Jean Michel Guerin est président du groupe Particulier à Particulier.
Craignez vous un retournement du marché de l'immobilier en France en 2006 ?
Le retournement est déjà enclenché
mais il ne se voit pas encore dans les indices de prix. Depuis la rentrée de septembre, le marché immobilier s'est nettement tendu et on observe un décrochage des volumes, c'est à dire une baisse des transactions. Notamment dans l'ancien. Aujourd'hui seuls les produits de qualité (bon emplacement, bonne exposition, étage élevé, peu de travaux
) se vendent sans problème, à des niveaux de prix qui continuent de progresser. D'où la perception, fausse, que le marché continue de bien se porter. Il faut voir que le délai moyen de transaction est remonté à 8 semaines environ contre 4 semaines en moyenne en 2004. Lors de la précédente crise, il y a 15 ans, la baisse des prix de la pierre ne s'est réellement matérialisée qu'à la mi 1991 alors que les transactions diminuaient depuis le printemps 1990. Le retournement actuel paraît inévitable. D'une part, parce que les conditions d'emprunt vont repartir à la hausse, même modestement.

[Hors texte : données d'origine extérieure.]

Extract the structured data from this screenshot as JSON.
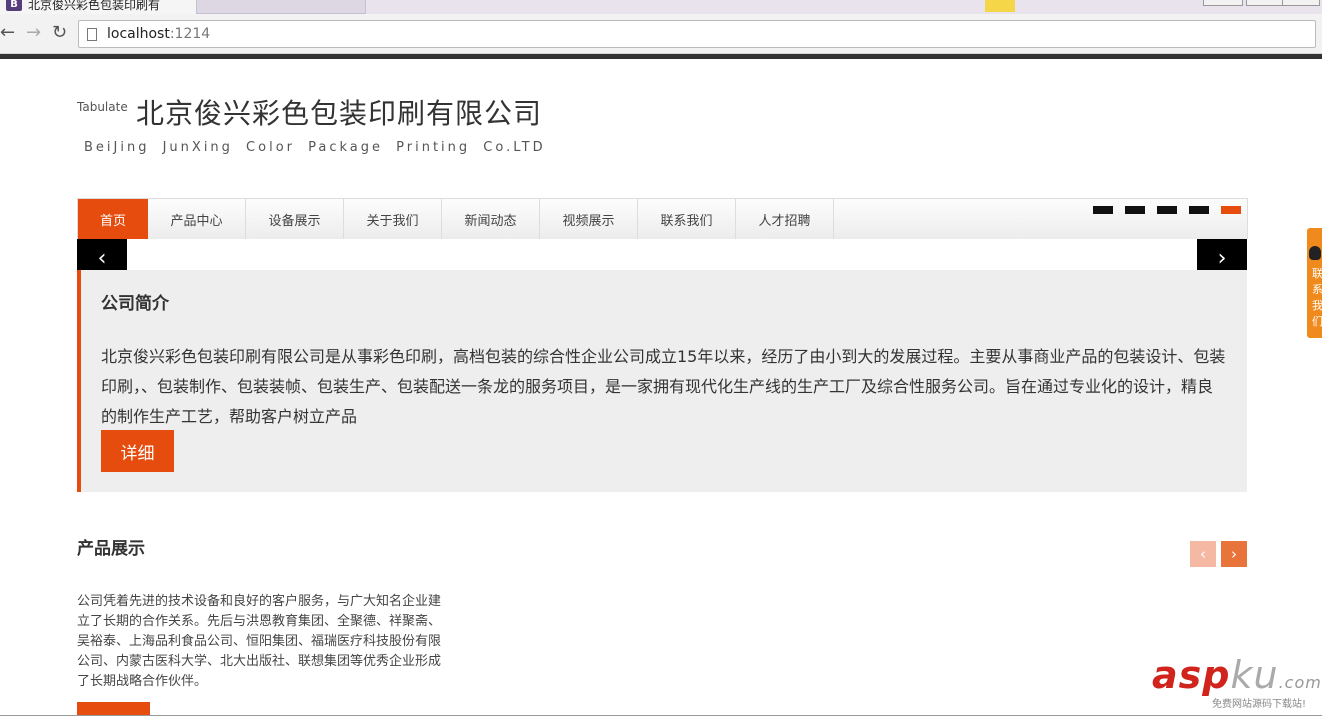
{
  "browser": {
    "tab_title": "北京俊兴彩色包装印刷有",
    "favicon_letter": "B",
    "url_host": "localhost",
    "url_port": ":1214"
  },
  "header": {
    "tagline": "Tabulate",
    "company_name": "北京俊兴彩色包装印刷有限公司",
    "company_name_en": "BeiJing JunXing Color Package Printing Co.LTD"
  },
  "nav": {
    "items": [
      {
        "label": "首页",
        "active": true
      },
      {
        "label": "产品中心",
        "active": false
      },
      {
        "label": "设备展示",
        "active": false
      },
      {
        "label": "关于我们",
        "active": false
      },
      {
        "label": "新闻动态",
        "active": false
      },
      {
        "label": "视频展示",
        "active": false
      },
      {
        "label": "联系我们",
        "active": false
      },
      {
        "label": "人才招聘",
        "active": false
      }
    ],
    "slide_count": 5,
    "active_slide": 4
  },
  "intro": {
    "heading": "公司简介",
    "text": "北京俊兴彩色包装印刷有限公司是从事彩色印刷，高档包装的综合性企业公司成立15年以来，经历了由小到大的发展过程。主要从事商业产品的包装设计、包装印刷，、包装制作、包装装帧、包装生产、包装配送一条龙的服务项目，是一家拥有现代化生产线的生产工厂及综合性服务公司。旨在通过专业化的设计，精良的制作生产工艺，帮助客户树立产品",
    "detail_label": "详细",
    "prev_symbol": "‹",
    "next_symbol": "›"
  },
  "products": {
    "heading": "产品展示",
    "text": "公司凭着先进的技术设备和良好的客户服务，与广大知名企业建立了长期的合作关系。先后与洪恩教育集团、全聚德、祥聚斋、吴裕泰、上海品利食品公司、恒阳集团、福瑞医疗科技股份有限公司、内蒙古医科大学、北大出版社、联想集团等优秀企业形成了长期战略合作伙伴。",
    "prev_symbol": "‹",
    "next_symbol": "›"
  },
  "float_contact": {
    "text": "联系我们"
  },
  "watermark": {
    "asp": "asp",
    "ku": "ku",
    "com": ".com",
    "sub": "免费网站源码下载站!"
  },
  "colors": {
    "accent": "#e64c0e",
    "intro_bg": "#eeeeee"
  }
}
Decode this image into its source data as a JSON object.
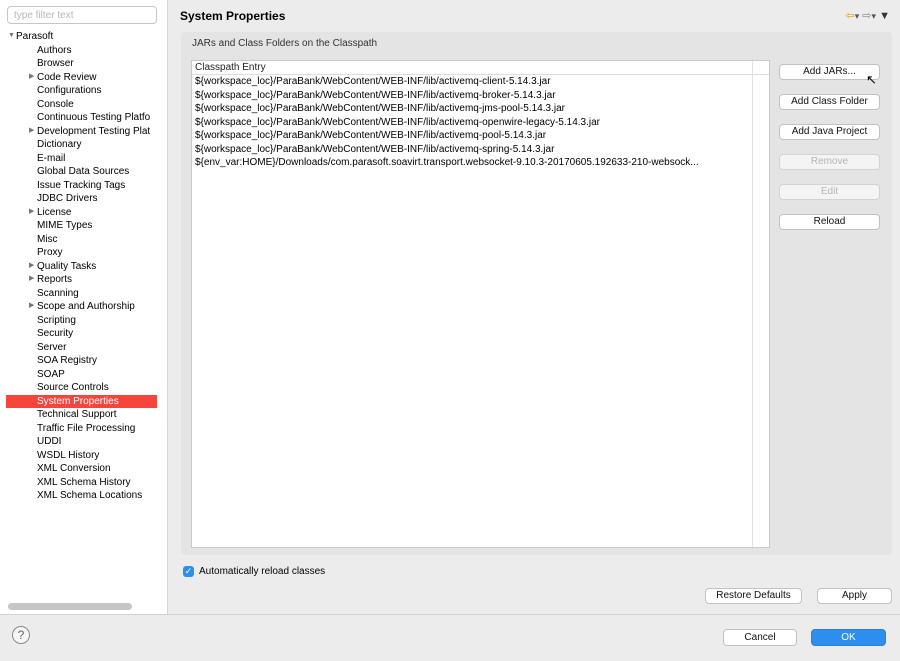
{
  "filter": {
    "placeholder": "type filter text"
  },
  "tree": {
    "root": "Parasoft",
    "items": [
      {
        "label": "Authors",
        "expandable": false
      },
      {
        "label": "Browser",
        "expandable": false
      },
      {
        "label": "Code Review",
        "expandable": true
      },
      {
        "label": "Configurations",
        "expandable": false
      },
      {
        "label": "Console",
        "expandable": false
      },
      {
        "label": "Continuous Testing Platfo",
        "expandable": false
      },
      {
        "label": "Development Testing Plat",
        "expandable": true
      },
      {
        "label": "Dictionary",
        "expandable": false
      },
      {
        "label": "E-mail",
        "expandable": false
      },
      {
        "label": "Global Data Sources",
        "expandable": false
      },
      {
        "label": "Issue Tracking Tags",
        "expandable": false
      },
      {
        "label": "JDBC Drivers",
        "expandable": false
      },
      {
        "label": "License",
        "expandable": true
      },
      {
        "label": "MIME Types",
        "expandable": false
      },
      {
        "label": "Misc",
        "expandable": false
      },
      {
        "label": "Proxy",
        "expandable": false
      },
      {
        "label": "Quality Tasks",
        "expandable": true
      },
      {
        "label": "Reports",
        "expandable": true
      },
      {
        "label": "Scanning",
        "expandable": false
      },
      {
        "label": "Scope and Authorship",
        "expandable": true
      },
      {
        "label": "Scripting",
        "expandable": false
      },
      {
        "label": "Security",
        "expandable": false
      },
      {
        "label": "Server",
        "expandable": false
      },
      {
        "label": "SOA Registry",
        "expandable": false
      },
      {
        "label": "SOAP",
        "expandable": false
      },
      {
        "label": "Source Controls",
        "expandable": false
      },
      {
        "label": "System Properties",
        "expandable": false,
        "selected": true
      },
      {
        "label": "Technical Support",
        "expandable": false
      },
      {
        "label": "Traffic File Processing",
        "expandable": false
      },
      {
        "label": "UDDI",
        "expandable": false
      },
      {
        "label": "WSDL History",
        "expandable": false
      },
      {
        "label": "XML Conversion",
        "expandable": false
      },
      {
        "label": "XML Schema History",
        "expandable": false
      },
      {
        "label": "XML Schema Locations",
        "expandable": false
      }
    ]
  },
  "page": {
    "title": "System Properties"
  },
  "group": {
    "label": "JARs and Class Folders on the Classpath"
  },
  "table": {
    "header": "Classpath Entry",
    "rows": [
      "${workspace_loc}/ParaBank/WebContent/WEB-INF/lib/activemq-client-5.14.3.jar",
      "${workspace_loc}/ParaBank/WebContent/WEB-INF/lib/activemq-broker-5.14.3.jar",
      "${workspace_loc}/ParaBank/WebContent/WEB-INF/lib/activemq-jms-pool-5.14.3.jar",
      "${workspace_loc}/ParaBank/WebContent/WEB-INF/lib/activemq-openwire-legacy-5.14.3.jar",
      "${workspace_loc}/ParaBank/WebContent/WEB-INF/lib/activemq-pool-5.14.3.jar",
      "${workspace_loc}/ParaBank/WebContent/WEB-INF/lib/activemq-spring-5.14.3.jar",
      "${env_var:HOME}/Downloads/com.parasoft.soavirt.transport.websocket-9.10.3-20170605.192633-210-websock..."
    ]
  },
  "buttons": {
    "add_jars": "Add JARs...",
    "add_class_folder": "Add Class Folder",
    "add_java_project": "Add Java Project",
    "remove": "Remove",
    "edit": "Edit",
    "reload": "Reload",
    "restore_defaults": "Restore Defaults",
    "apply": "Apply",
    "cancel": "Cancel",
    "ok": "OK"
  },
  "checkbox": {
    "label": "Automatically reload classes",
    "checked": true
  },
  "help": {
    "glyph": "?"
  },
  "colors": {
    "selection": "#f6453d",
    "primary": "#2c8fef"
  }
}
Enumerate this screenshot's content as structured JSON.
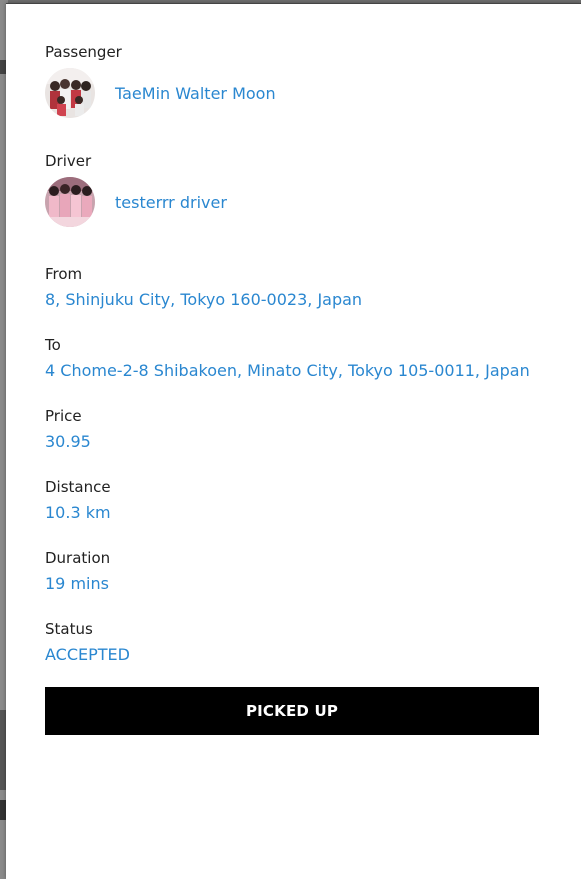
{
  "passenger": {
    "label": "Passenger",
    "name": "TaeMin Walter Moon"
  },
  "driver": {
    "label": "Driver",
    "name": "testerrr driver"
  },
  "trip": {
    "from_label": "From",
    "from_value": "8, Shinjuku City, Tokyo 160-0023, Japan",
    "to_label": "To",
    "to_value": "4 Chome-2-8 Shibakoen, Minato City, Tokyo 105-0011, Japan",
    "price_label": "Price",
    "price_value": "30.95",
    "distance_label": "Distance",
    "distance_value": "10.3 km",
    "duration_label": "Duration",
    "duration_value": "19 mins",
    "status_label": "Status",
    "status_value": "ACCEPTED"
  },
  "action": {
    "label": "PICKED UP"
  },
  "colors": {
    "accent": "#2a87d0",
    "button_bg": "#000000",
    "button_text": "#ffffff",
    "panel_bg": "#ffffff"
  }
}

D'autre part, parce que les ménages ne peuvent guère aller plus loin dans l'allongement de la durée des prêts.
Le dégonflement de la bulle sera-t-il brutal ?
Aussi brutal que le précédent
c'est à dire une baisse de l'ordre de 30 à 40% étalée sur 4 ou 5 ans. Le problème, c'est que le niveau d'endettement des particuliers est aujourd'hui plus élevé que lors de la précédente crise et que la durée moyenne des crédits est également plus longue. Prenons l'exemple d'un jeune couple qui s'est endetté sur 25 ans pour acheter son logement et qui, pour cause de chômage ou de divorce, doit revendre son bien au bout de cinq ans. En cas de baisse des prix, le fruit de la vente sera inférieure à ce qu'il doit encore à sa banque. Prenons un autre exemple : celui d'un investisseur qui a acheté à crédit un appartement bénéficiant de la défiscalisation De Robien et qui compte sur le versement d'un loyer pour payer la charge de l'emprunt. Les « packs » fiscaux proposés par les constructeurs ne tiennent évidemment pas compte d'une éventuelle baisse des loyers. Or ceux-ci ne progressent plus. Dans certains cas, la rentabilité de l'investissement pourrait donc être inférieure aux attentes, obligeant ainsi l'investisseur à fournir un effort financier non-anticipé pour rembourser le crédit. Le dégonflement de la bulle immobilière aura évidemment un impact sur la croissance de l'économie française.